AMD Calls New FPU "Flex FP", Defends Dual FMAC Approach

AMD: Dual FMAC - Most Efficient FPU of Our Days

by Anton Shilov
10/26/2010 | 11:45 PM

Advanced Micro Devices continies to share secrets about its forthcoming products that belong to code-named Bulldozer. Recently the company expained in details its new floating point unit (FPU) called "Flex FP" that promises to deliver high performance computing and be very efficient in terms of die size and power consumption.


As is known, Bulldozer processors consists of several so-called modules. Each module has two integer engines as well as one "Flex FP" FPU consisting of two 128-bit FMAC units that share with its own schedule.  The approach is different from a hypothetical 256-bit FPU with appropriate data paths that would be underutilized oftern. Moreover, unified scheduler for both FP and integer execution units would also be less efficient, according to AMD.
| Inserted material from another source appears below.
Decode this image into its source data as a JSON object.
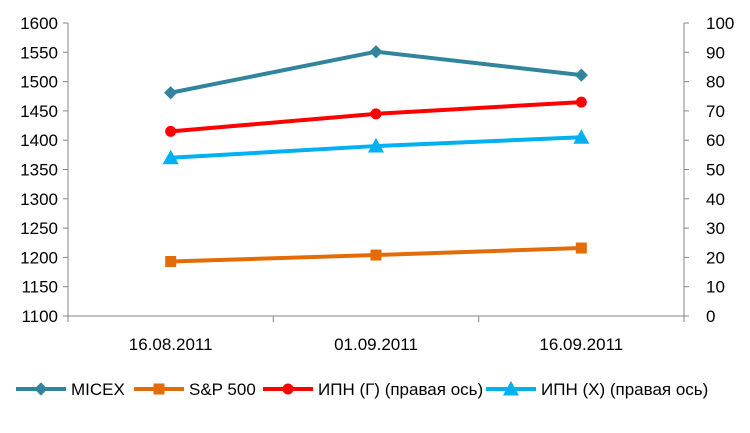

"Each Flex FP has its own scheduler; it does not rely on the integer scheduler to schedule FP commands, nor does it take integer resources to schedule 256-bit executions. This helps to ensure that the FP unit stays full as floating point commands occur. Our competitors’ architectures have had single scheduler for both integer and floating point, which means that both integer and floating point commands are issued by a single shared scheduler vs. having dedicated schedulers for both integer and floating point executions," said John Fruehe, the director of product marketing for server/workstation products at AMD.

Modern 128-bit FPUs can execute four single precision commands or two double precision commands in parallel per cycle. The yet-to-come AVX technology allows to execute eight 32-bit commands or four 64-bit commands per cycle. However, once a program does not support AVX then: "that flashy new 256-bit FPU only executes in 128-bit mode". This is naturally a blow for Intel's 256-bit FPU of Sandy Bridge processor.

The beauty of the Flex FP is that it is a single 256-bit FPU that is shared by two integer cores. With each cycle, either core can operate on 256 bits of parallel data via two 128-bit instructions or one 256-bit instruction, or each of the integer cores can execute 128-bit commands simultaneously.

"In today’s typical data center workloads, the bulk of the processing is integer and a smaller portion is floating point. So, in most cases you don’t want one massive 256-bit floating point unit per core consuming all of that die space and all of that power just to sit around watching the integer cores do all of the heavy lifting. By sharing one 256-bit floating point unit per every 2 cores, we can keep die size and power consumption down, helping hold down both the acquisition cost and long-term management costs," explained Mr. Fruehe.

By having a shared Flex FP the power budget for the processor is held down. This allows AMD to add more integer cores into the same power budget. In fact, AMD claims that the Flex FP is designed to reduce its active idle power consumption to a mere 2% of its peak power consumption.

"Obviously, there are benefits of recompiled code that will support the new AVX instructions. But, if you think that you will have some older 128-bit FP code hanging around (and let’s face it, you will), then don’t you think having a flexible floating point solution is a more flexible choice for your applications? For applications to support the new 256-bit AVX capabilities they will need to be recompiled; this takes time and testing, so I wouldn’t expect to see rapid movement to AVX until well after platforms are available on the streets," concluded Mr. Fruehe.